Like a number of directors who peaked in the 50s and 60's, it was hard going for Kramer into the 70's, but clearly his name meant something -- he landed George C. Scott as his hero and Faye Dunaway as his heroine.

Scott is interesting in the film. He'd turned down his "Patton" Oscar, but he knew it made him marketable as a middle-aged man of action. Rumor has it that Scott committed to two Westerns in the 70's -- The Cowboys and The Shootist -- which ultimately went to John Wayne(a bigger legend, but not quite a current big star at the time.) "Oklahoma Crude" is a turn of the 20th Century Western(with cars) that shows us what Scott would have been like as "a Western hero." Somewhat incredibly , Scott is Shane here. I mean, the main bad guy is Jack Palance and the story is about land barons wanting "the little guy's" land. Well, in this case, its Oil Barons and they want "the little gal's land."

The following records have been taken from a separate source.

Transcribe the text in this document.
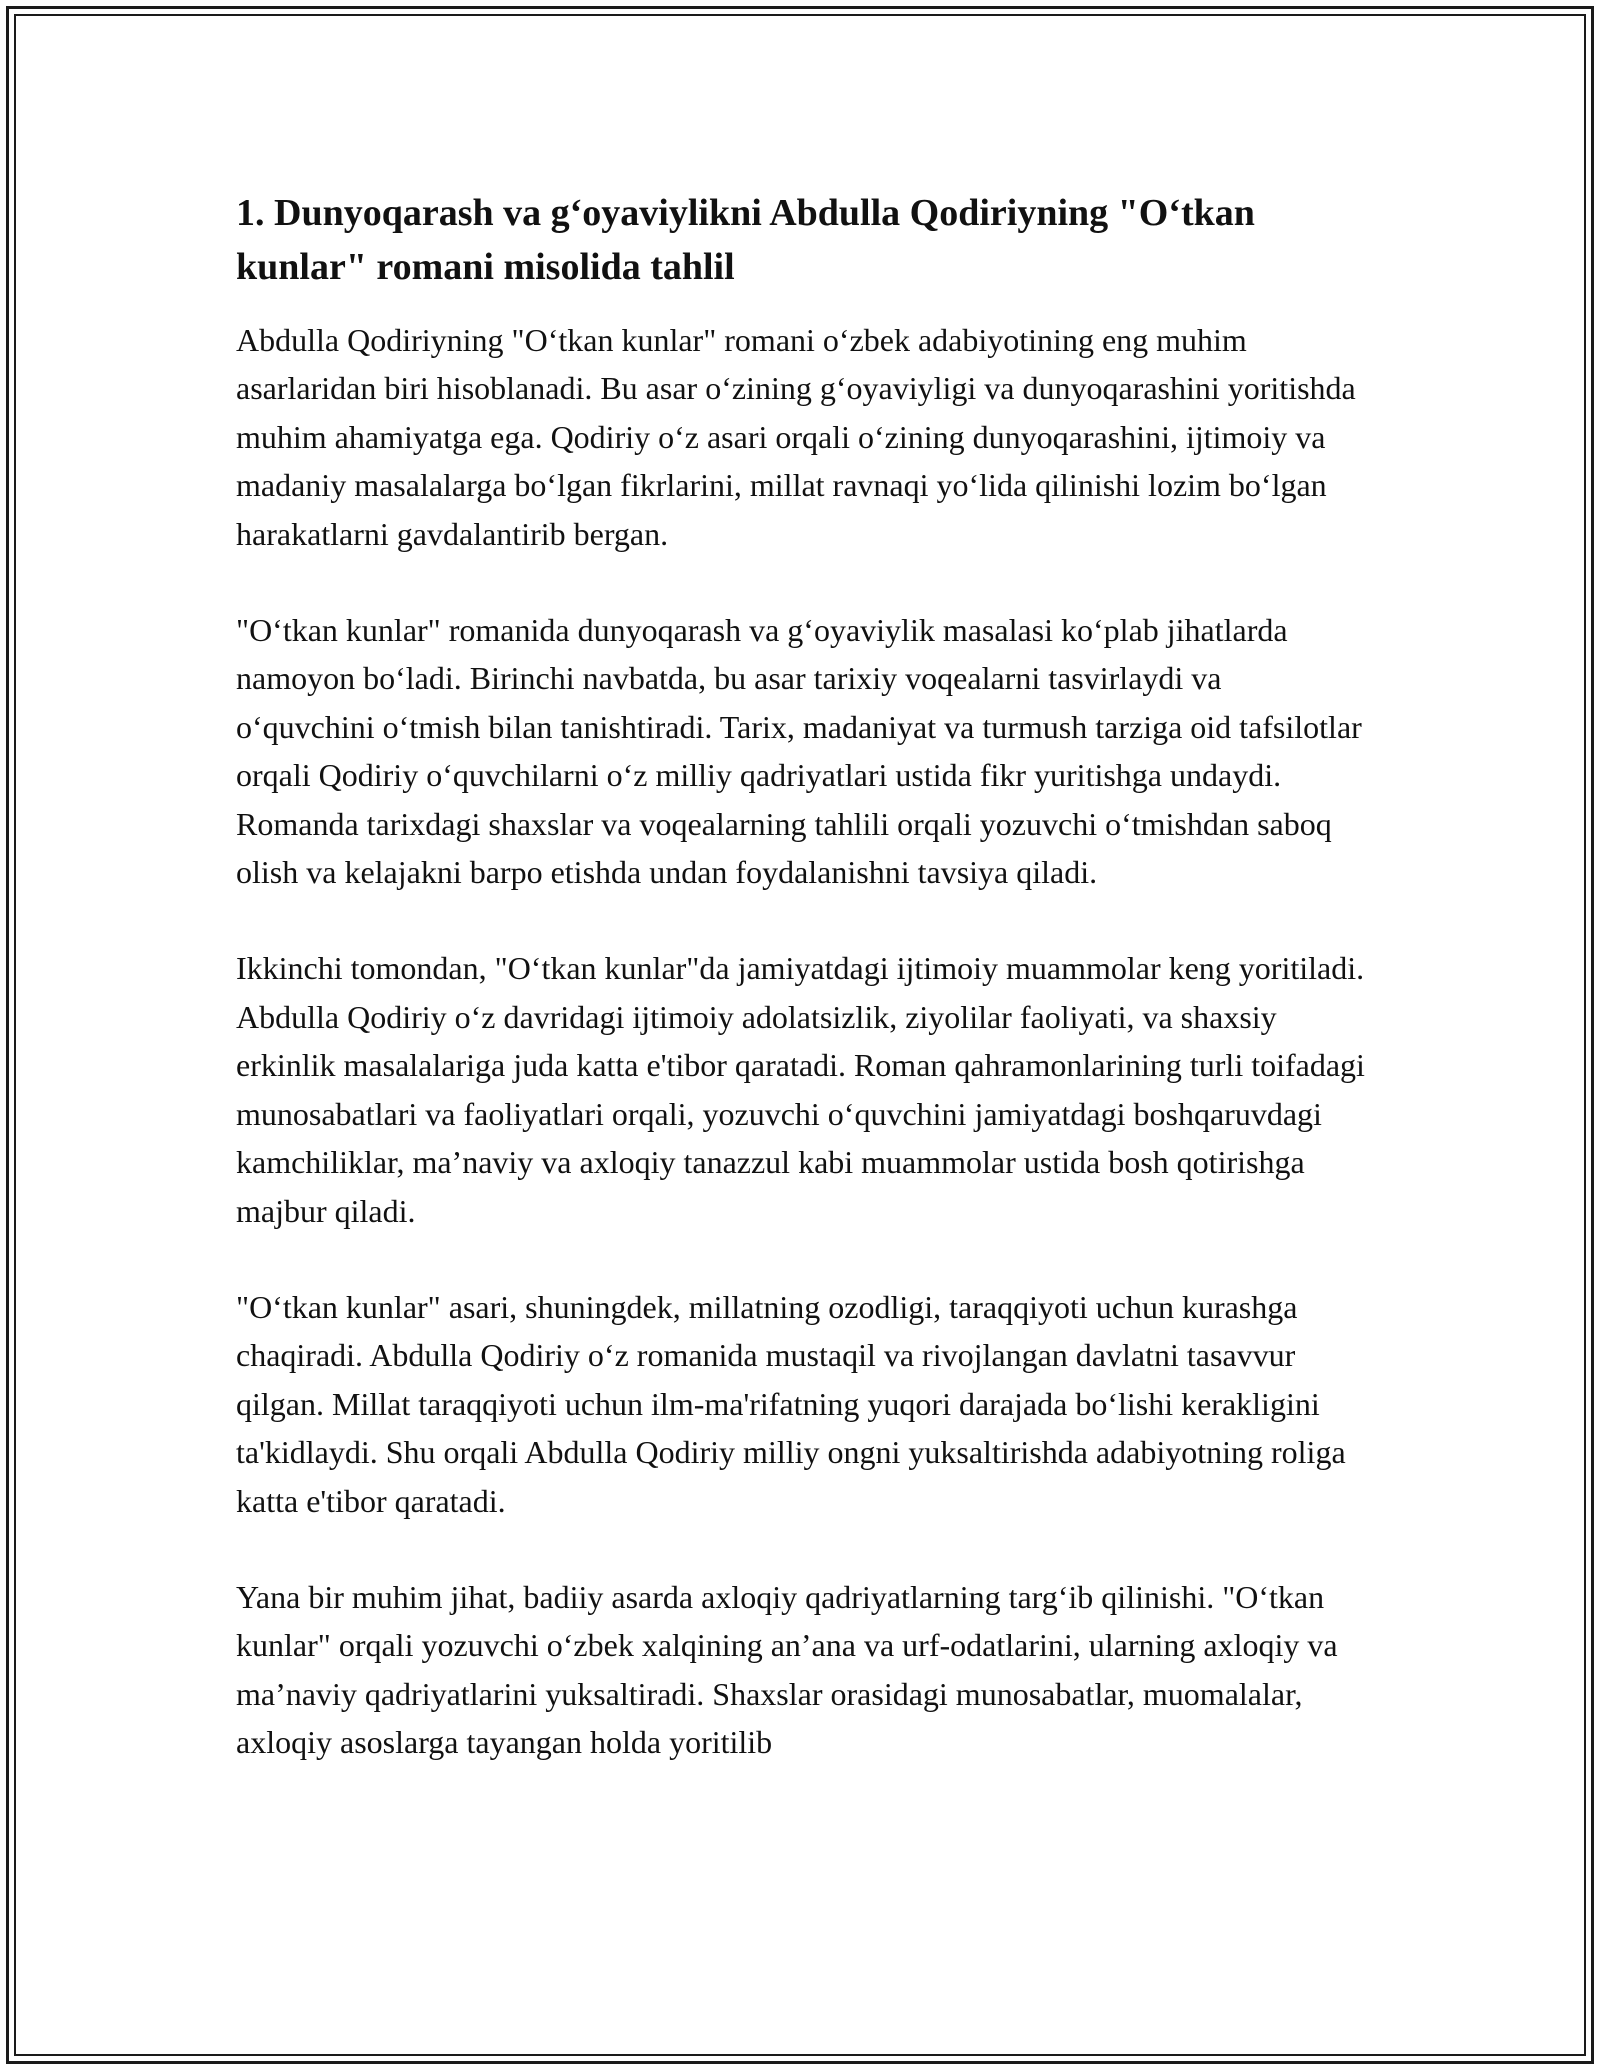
1. Dunyoqarash va gʻoyaviylikni Abdulla Qodiriyning "Oʻtkan kunlar" romani misolida tahlil

Abdulla Qodiriyning "Oʻtkan kunlar" romani oʻzbek adabiyotining eng muhim asarlaridan biri hisoblanadi. Bu asar oʻzining gʻoyaviyligi va dunyoqarashini yoritishda muhim ahamiyatga ega. Qodiriy oʻz asari orqali oʻzining dunyoqarashini, ijtimoiy va madaniy masalalarga boʻlgan fikrlarini, millat ravnaqi yoʻlida qilinishi lozim boʻlgan harakatlarni gavdalantirib bergan.

"Oʻtkan kunlar" romanida dunyoqarash va gʻoyaviylik masalasi koʻplab jihatlarda namoyon boʻladi. Birinchi navbatda, bu asar tarixiy voqealarni tasvirlaydi va oʻquvchini oʻtmish bilan tanishtiradi. Tarix, madaniyat va turmush tarziga oid tafsilotlar orqali Qodiriy oʻquvchilarni oʻz milliy qadriyatlari ustida fikr yuritishga undaydi. Romanda tarixdagi shaxslar va voqealarning tahlili orqali yozuvchi oʻtmishdan saboq olish va kelajakni barpo etishda undan foydalanishni tavsiya qiladi.

Ikkinchi tomondan, "Oʻtkan kunlar"da jamiyatdagi ijtimoiy muammolar keng yoritiladi. Abdulla Qodiriy oʻz davridagi ijtimoiy adolatsizlik, ziyolilar faoliyati, va shaxsiy erkinlik masalalariga juda katta e'tibor qaratadi. Roman qahramonlarining turli toifadagi munosabatlari va faoliyatlari orqali, yozuvchi oʻquvchini jamiyatdagi boshqaruvdagi kamchiliklar, maʼnaviy va axloqiy tanazzul kabi muammolar ustida bosh qotirishga majbur qiladi.

"Oʻtkan kunlar" asari, shuningdek, millatning ozodligi, taraqqiyoti uchun kurashga chaqiradi. Abdulla Qodiriy oʻz romanida mustaqil va rivojlangan davlatni tasavvur qilgan. Millat taraqqiyoti uchun ilm-ma'rifatning yuqori darajada boʻlishi kerakligini ta'kidlaydi. Shu orqali Abdulla Qodiriy milliy ongni yuksaltirishda adabiyotning roliga katta e'tibor qaratadi.

Yana bir muhim jihat, badiiy asarda axloqiy qadriyatlarning targʻib qilinishi. "Oʻtkan kunlar" orqali yozuvchi oʻzbek xalqining anʼana va urf-odatlarini, ularning axloqiy va maʼnaviy qadriyatlarini yuksaltiradi. Shaxslar orasidagi munosabatlar, muomalalar, axloqiy asoslarga tayangan holda yoritilib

And that little gal is Faye Dunaway, clearly given a star part here but in a period of time when she was struggling to reclaim her "Bonnie and Clyde" stardom. That role was less than a year away from Oklahoma Crude("Chinatown") but Faye does here with George C. Scott what she would proceed to do with Jack Nicholson, Paul Newman, Steve McQueen, Robert Redford, William Holden, Jon Voight, The Three Musketeers and others in the 70's: gives the male lead a sparring partner with sex appeal.

Dunaway's Lena is written as mean and man-hating as they come, and comes equipped with a then-famous speech in which her character expresses a desire to have two sexual organs -- male and female so "I could screw myself." Scott wins this scene with his deadpan disgust with the concept (he's quite handsome in his close-ups here) -- but its not quite so far-fetched today, is it?

As Roger Ebert noted, "Oklahoma Crude" is a throwback to The African Queen and other male/female romances with more of a tough teamwork through-line; it takes a long time for Lena to "cotton" to Scott, and he tries to betray her before that happens. The throwback may be to The African Queen, but the early 70's tone is very unromantic and the happy ending is a "maybe."

I stumbled on "Oklahoma Crude" on streaming the other night and I'm reminded that despite Scott and Dunaway -- clearly two stars -- in the leads, and Oscar winners John Mills(the same year as Scott's in Patton, for Ryan's Daughter) and Jack Palance(almost 20 years later in City Slickers) in support...this movie just didn't make it. Didn't click. Helped further the end of Stanley Kramer's career and didn't do much for Scott's or Dunaway's(though I expect both were paid very well to anchor it.)

For all of that...its worth a watch. Certain classic Western conflicts emerge -- Scott's uncommitted n'er-do-well rises to heroic proportions; Palance's now-aged version of earlier villains is as funny as he is threatening(and he does one scene with his shirt off to prove that he was still built in middle-age). Dunaway so rarely submits to sentimentality that this can be seen as a dry run for her Sexy Careerist Monster in Network...

...and Henry Mancini delivers a very exciting action-packed overture that weirdly seques into a retro "tinny" ballad sung by then-hot Anne Murray.

An interesting failure from a very major year at the movies: 1973.